Frank William Boreham 1871-1959

Frank William Boreham 1871-1959
A photo F W Boreham took of himself in 1911

Tuesday, October 10, 2006

Boreham on Nature and God

Nature Mediating the Spiritual
Historian David Bebbington observes that the quintessence of English romantic verse “has been called ‘natural supernaturalism’ [or] the ability to discern spiritual significance in the everyday world”.[1] F W Boreham believed the tenet of the Romantic poets that nature was a medium for the revelation of the spiritual. However, he did not see nature as the only avenue of truth and could not agree with his mentor Mark Rutherford who claimed that the poet’s “real God is not the God of the Church, but the God of the hills, the abstraction Nature”.[2]

Nature With Personality
His earlier statement about the forests was typical of the endearing way Boreham often imbued nature with personality. He wrote on other occasions of the companionship of the mountains,[3] addressing the two sparrows on his sill as Jack and Jill[4] and the two tall poplars, Gog and Magog, keeping ceaseless vigil at his gate.[5] He interpreted this depth of relationship with nature as “real life speaking to real life”.[6]

Aloof and Detached
While Boreham often wrote of the way the seasons “enter so directly and so intimately into our lives that they seem to become part of us”, he was also conscious of the “unconcerned aloofness and distressing detachment of the seasons” and the way “they behave as though they had no spark of interest in us”.[7] Boreham also recognized nature’s distance in the sea “that holds you at arm’s length and encourages no intimacies”.[8] Similarly, other unattractive features of nature included its terror[9] and its apparent lack of sympathy for the unfit and the weak.[10]

Experience Nature
Like the Romantic poets, Boreham had little regard for religion as a body of propositional truths and continually in his nature editorials he encouraged people into an experience of nature’s wealth. Bernard Reardon’s assessment that a faith focused on nature “spoke so powerfully to the Victorian doubter” helps illumine something of the appeal of Boreham’s nature writings to people who had given up on the institutional church as an agent for truth and a place of worship.[11]
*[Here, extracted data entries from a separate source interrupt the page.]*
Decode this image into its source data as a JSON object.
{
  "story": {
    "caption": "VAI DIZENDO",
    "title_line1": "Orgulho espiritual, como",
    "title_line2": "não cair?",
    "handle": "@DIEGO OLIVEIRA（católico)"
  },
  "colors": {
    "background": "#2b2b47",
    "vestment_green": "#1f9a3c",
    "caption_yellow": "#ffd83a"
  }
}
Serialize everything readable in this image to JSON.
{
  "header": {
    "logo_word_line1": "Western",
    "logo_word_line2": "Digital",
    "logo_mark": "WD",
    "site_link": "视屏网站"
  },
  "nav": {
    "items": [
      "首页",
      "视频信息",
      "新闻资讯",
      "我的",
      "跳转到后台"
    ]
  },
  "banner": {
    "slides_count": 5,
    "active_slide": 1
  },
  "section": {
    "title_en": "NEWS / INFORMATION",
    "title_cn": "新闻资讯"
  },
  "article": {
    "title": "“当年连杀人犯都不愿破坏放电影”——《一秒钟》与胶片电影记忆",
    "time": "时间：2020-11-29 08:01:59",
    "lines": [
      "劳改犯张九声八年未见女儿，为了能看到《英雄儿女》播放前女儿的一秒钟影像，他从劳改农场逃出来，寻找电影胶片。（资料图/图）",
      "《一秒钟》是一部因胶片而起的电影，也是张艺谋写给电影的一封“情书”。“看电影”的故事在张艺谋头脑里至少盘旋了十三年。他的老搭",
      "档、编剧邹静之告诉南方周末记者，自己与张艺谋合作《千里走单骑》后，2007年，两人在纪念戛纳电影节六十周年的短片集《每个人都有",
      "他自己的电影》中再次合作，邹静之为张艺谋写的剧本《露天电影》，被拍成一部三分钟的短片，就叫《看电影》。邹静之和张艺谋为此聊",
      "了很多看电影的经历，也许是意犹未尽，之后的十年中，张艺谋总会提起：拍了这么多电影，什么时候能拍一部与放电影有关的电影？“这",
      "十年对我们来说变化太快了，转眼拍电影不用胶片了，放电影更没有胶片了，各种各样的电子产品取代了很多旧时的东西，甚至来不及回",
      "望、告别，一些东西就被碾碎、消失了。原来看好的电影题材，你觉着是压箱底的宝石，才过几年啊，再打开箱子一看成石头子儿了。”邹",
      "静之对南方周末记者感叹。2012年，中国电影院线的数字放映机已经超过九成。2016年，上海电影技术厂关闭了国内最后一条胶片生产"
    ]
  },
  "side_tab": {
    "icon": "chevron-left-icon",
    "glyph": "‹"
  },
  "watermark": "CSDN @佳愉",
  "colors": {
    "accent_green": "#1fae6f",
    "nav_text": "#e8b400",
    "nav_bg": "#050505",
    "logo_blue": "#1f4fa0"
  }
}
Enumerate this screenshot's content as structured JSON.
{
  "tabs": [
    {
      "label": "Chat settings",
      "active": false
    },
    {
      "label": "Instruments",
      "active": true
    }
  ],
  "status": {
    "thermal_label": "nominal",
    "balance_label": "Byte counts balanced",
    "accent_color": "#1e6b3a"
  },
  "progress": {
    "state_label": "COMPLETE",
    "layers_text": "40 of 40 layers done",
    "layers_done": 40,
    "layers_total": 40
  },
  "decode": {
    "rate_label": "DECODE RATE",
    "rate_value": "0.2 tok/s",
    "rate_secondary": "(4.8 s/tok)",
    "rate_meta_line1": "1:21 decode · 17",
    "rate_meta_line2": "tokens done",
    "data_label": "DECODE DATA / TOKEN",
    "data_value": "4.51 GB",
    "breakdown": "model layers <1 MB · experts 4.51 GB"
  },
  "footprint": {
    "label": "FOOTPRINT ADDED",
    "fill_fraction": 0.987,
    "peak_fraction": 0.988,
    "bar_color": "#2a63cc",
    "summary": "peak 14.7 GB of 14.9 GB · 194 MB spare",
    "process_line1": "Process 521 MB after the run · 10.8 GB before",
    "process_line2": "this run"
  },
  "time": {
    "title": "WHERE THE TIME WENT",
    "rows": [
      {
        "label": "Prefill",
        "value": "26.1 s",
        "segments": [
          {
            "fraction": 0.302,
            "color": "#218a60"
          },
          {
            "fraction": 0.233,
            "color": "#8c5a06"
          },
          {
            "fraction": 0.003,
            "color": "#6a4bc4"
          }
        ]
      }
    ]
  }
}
Whetting Appetite for Nature
Writing editorials with a nature theme was one of the ways Boreham sought to whet readers’ appetites for connecting with the creator. Writing at the time of his retirement, Boreham revealed, “I have learned that my quenchless longing for life is, after all, unconsciously, a secret, unutterable yearning after God; for how can you conceive of life apart from Him?”[12]

Hinting and Pointing
For most of his career, Boreham wrote about nature’s important role as educator but he suggested that its greatest contribution was that it “hinted even more”.[13] In this phrase, Boreham was alluding to nature’s disclosure of the creator, in a similar way that he saw his writings as the pointers of the Southern Cross—they “possess no value or importance of their own; but they point to things that no man can afford to miss: that is their only glory”.[14]

Nature Story
Boreham expressed most clearly the relationship between nature and God in the story of the naturalist Richard Jeffries.[15] In Boreham’s estimation, “No man was ever more deeply enamored of life than was Richard Jefferies. He simply reveled in it ... life was his passion; it fascinated and hypnotized him”. He had been a lifelong seeker for truth in nature while being suspicious of religion. Reading the Bible a few weeks before his death gave him a vision of life that he had never explored. According to Boreham: “He recognized in Him [Jesus] the life that he so passionately loved in its most attractive and exalted form. It was like turning from the stream to the fountainhead .… He discovered that, although Nature had taught him much, she had failed to teach him the things that he most needed to know, and he reveled in this ampler vision of life that came to him at the last”.

Geoff Pound

Image: “pointers of the Southern Cross.”

[1] Bebbington, Evangelicalism in modern Britain, 81.
[2] Bernard M G Reardon, From Coleridge to Gore: A century of religious thought in Britain (London: Longman, 1971), 361.
[3] Boreham, The home of the echoes, 146.
[4] Boreham, A witch’s brewing, 140.
[5] F W Boreham, Mushrooms on the moor (London: The Epworth Press, 1915), 127.
[6] Boreham, Mercury, 8 June 1935.
[7] Boreham, Mercury, 3 May 1947.
[8] Boreham, The last milestone, 59.
[9] Boreham, The home of the echoes, 150.
[10] Boreham, Mercury, 27 May 1922.
[11] Reardon, From Coleridge to Gore, 363.
[12] Boreham, The three half moons, 125.
[13] Boreham, The three half moons, 125.
[14] Boreham, The crystal pointers, 8.
[15] Boreham, Mercury, 30 October 1948.